Der Spiegel" took up the accusations of this patient and made an article out of the one case, which suggests that it has a system that victims are talked into this form of ritual and organised abuse in therapies.
When asked, the therapist denied that she had ever talked a patient into anything. No other patient had ever complained about her before. The counselling centre of the diocese of Münster, however, was closed two days after the publication of "Der Spiegel".
"We are of course very relieved, we have been looking at this work with concern for years," says Heide-Marie Cammans, chairperson of the "False Memory" association. She claims that it is quite easy to "inject content into the brain of sufferers in therapy."
No new offer provision for those affected
Kerstin Claus, the Federal Government Commissioner for Abuse, finds this "absurd": "On the one hand, it is said that therapists have the power to implant memories of massive violent experiences in victims. But groups of perpetrators, critics imply, are not supposed to have the power to condition or manipulate children and adolescents in such a way that they, for example, cover up the abuse, actively maintain it or split off memories of it even over many years and don't consciously remember it until years later." So to manipulate in such a way that they cover up the abuse, for example, or consciously remember it only years later.
"There I see a discrepancy and ask myself, what is this debate about?" says Claus. She fears that a climate is deliberately being created in which those fundamentally affected by sexual violence are less likely to be believed.

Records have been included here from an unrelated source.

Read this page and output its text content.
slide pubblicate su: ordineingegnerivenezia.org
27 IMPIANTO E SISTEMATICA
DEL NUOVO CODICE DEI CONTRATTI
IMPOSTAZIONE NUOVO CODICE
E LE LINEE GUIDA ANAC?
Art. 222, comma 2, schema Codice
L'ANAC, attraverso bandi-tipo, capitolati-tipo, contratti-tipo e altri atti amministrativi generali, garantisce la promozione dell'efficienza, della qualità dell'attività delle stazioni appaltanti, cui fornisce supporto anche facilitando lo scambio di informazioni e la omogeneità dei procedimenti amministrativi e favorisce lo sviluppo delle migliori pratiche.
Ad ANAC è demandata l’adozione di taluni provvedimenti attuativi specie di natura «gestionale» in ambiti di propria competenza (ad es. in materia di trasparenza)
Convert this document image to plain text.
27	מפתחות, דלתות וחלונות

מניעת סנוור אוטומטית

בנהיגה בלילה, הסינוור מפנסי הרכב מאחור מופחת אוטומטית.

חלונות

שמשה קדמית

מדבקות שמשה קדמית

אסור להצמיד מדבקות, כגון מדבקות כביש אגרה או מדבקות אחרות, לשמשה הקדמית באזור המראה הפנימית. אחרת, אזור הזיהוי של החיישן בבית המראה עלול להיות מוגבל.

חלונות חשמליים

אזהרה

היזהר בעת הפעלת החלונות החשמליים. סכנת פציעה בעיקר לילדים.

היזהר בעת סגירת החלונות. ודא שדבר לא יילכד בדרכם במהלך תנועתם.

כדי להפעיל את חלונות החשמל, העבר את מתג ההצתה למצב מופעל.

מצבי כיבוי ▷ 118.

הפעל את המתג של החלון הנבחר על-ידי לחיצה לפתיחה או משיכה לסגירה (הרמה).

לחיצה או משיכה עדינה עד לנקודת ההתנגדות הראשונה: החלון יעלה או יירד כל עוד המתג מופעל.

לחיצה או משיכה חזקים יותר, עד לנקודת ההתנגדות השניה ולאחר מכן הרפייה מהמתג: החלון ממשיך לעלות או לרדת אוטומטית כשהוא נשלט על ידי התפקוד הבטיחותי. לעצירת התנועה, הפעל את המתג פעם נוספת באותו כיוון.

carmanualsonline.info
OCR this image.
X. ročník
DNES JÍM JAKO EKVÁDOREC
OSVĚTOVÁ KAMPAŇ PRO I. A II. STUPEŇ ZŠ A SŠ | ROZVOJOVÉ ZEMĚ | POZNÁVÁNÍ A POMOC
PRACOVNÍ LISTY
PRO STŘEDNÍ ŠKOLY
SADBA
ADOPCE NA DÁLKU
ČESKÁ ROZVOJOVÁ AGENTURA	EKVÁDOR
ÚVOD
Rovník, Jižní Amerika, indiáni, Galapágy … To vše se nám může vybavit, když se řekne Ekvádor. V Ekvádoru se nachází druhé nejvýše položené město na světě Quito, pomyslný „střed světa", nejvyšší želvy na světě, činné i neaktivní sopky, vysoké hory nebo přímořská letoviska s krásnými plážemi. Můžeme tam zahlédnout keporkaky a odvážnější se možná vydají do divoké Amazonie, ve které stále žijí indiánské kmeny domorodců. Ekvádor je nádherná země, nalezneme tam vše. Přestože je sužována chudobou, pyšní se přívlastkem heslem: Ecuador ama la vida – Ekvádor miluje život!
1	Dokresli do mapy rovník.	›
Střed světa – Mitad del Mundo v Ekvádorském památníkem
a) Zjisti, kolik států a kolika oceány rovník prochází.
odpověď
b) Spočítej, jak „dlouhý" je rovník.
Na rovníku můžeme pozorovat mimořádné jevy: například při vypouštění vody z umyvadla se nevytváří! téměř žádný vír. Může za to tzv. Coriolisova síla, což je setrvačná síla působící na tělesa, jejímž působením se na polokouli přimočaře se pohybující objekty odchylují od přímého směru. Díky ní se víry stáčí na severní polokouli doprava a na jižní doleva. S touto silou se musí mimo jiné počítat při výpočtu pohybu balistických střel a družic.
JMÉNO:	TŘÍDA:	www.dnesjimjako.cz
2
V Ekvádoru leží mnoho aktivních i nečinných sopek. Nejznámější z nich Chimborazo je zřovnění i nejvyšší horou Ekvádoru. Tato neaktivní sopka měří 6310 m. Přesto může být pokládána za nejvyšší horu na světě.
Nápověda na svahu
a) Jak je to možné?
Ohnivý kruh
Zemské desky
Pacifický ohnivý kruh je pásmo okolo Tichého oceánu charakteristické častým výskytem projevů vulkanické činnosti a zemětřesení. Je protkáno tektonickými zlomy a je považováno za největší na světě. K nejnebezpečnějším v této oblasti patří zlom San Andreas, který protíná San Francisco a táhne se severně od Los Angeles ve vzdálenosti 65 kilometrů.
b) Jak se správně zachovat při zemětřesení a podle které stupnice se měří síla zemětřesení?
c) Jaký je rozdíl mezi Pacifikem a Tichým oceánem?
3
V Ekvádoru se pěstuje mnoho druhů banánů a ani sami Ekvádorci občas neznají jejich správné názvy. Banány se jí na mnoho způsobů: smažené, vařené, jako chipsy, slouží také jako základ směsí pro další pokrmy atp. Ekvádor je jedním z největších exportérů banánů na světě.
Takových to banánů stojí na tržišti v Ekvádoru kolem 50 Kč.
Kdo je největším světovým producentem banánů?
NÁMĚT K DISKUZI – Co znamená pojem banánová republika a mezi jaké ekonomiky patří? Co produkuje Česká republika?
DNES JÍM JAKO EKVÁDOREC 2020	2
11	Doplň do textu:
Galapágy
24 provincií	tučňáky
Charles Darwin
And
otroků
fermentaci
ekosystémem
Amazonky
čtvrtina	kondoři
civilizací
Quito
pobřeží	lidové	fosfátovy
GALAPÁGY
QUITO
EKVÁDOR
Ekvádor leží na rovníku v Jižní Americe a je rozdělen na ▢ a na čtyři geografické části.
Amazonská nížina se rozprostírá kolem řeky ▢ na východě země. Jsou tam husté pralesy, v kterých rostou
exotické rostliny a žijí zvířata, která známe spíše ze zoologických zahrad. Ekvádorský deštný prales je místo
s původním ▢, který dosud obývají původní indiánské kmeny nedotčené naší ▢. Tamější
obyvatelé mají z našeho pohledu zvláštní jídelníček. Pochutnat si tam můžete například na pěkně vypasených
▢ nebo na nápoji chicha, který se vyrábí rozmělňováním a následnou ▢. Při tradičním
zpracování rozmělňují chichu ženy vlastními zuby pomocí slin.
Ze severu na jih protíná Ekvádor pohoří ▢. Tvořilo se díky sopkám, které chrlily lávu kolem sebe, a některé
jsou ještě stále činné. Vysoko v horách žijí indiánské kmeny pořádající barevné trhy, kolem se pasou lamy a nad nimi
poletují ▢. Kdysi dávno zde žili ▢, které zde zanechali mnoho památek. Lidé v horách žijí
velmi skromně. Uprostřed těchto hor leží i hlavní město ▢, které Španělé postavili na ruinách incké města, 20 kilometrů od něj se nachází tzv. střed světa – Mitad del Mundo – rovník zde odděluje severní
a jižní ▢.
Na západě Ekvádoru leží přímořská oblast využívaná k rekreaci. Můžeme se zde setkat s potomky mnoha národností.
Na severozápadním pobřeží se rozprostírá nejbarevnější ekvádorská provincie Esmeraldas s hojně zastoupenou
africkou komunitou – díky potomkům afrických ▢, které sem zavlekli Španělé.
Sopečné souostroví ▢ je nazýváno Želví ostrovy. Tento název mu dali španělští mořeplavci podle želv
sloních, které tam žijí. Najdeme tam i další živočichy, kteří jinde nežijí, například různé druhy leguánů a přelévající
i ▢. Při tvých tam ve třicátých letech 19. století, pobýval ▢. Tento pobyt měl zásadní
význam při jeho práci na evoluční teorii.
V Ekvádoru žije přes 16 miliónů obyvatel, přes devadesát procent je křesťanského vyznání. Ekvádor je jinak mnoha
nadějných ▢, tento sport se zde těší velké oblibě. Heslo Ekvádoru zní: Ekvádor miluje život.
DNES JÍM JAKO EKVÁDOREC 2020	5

Antonius Hamers, the representative of the Diocese of Münster, denies that anyone wants to deny victims their suffering. The church does not want to leave them out in the cold either. But so far there is no alternative to the closed counselling centre. According to Westpol, the association Zartbitter in Münster has refused to take over the counselling. They could not close the gap. The counselling places for such complex cases are limited.
Hamers asks why those who demand such an offer would not take care of it themselves: "Why is it dumped on us? I can't understand that."
Verena, the affected person who was helped for years in counselling, sees at least a moral duty to do so: "A Diocese of the Catholic Church has a moral duty."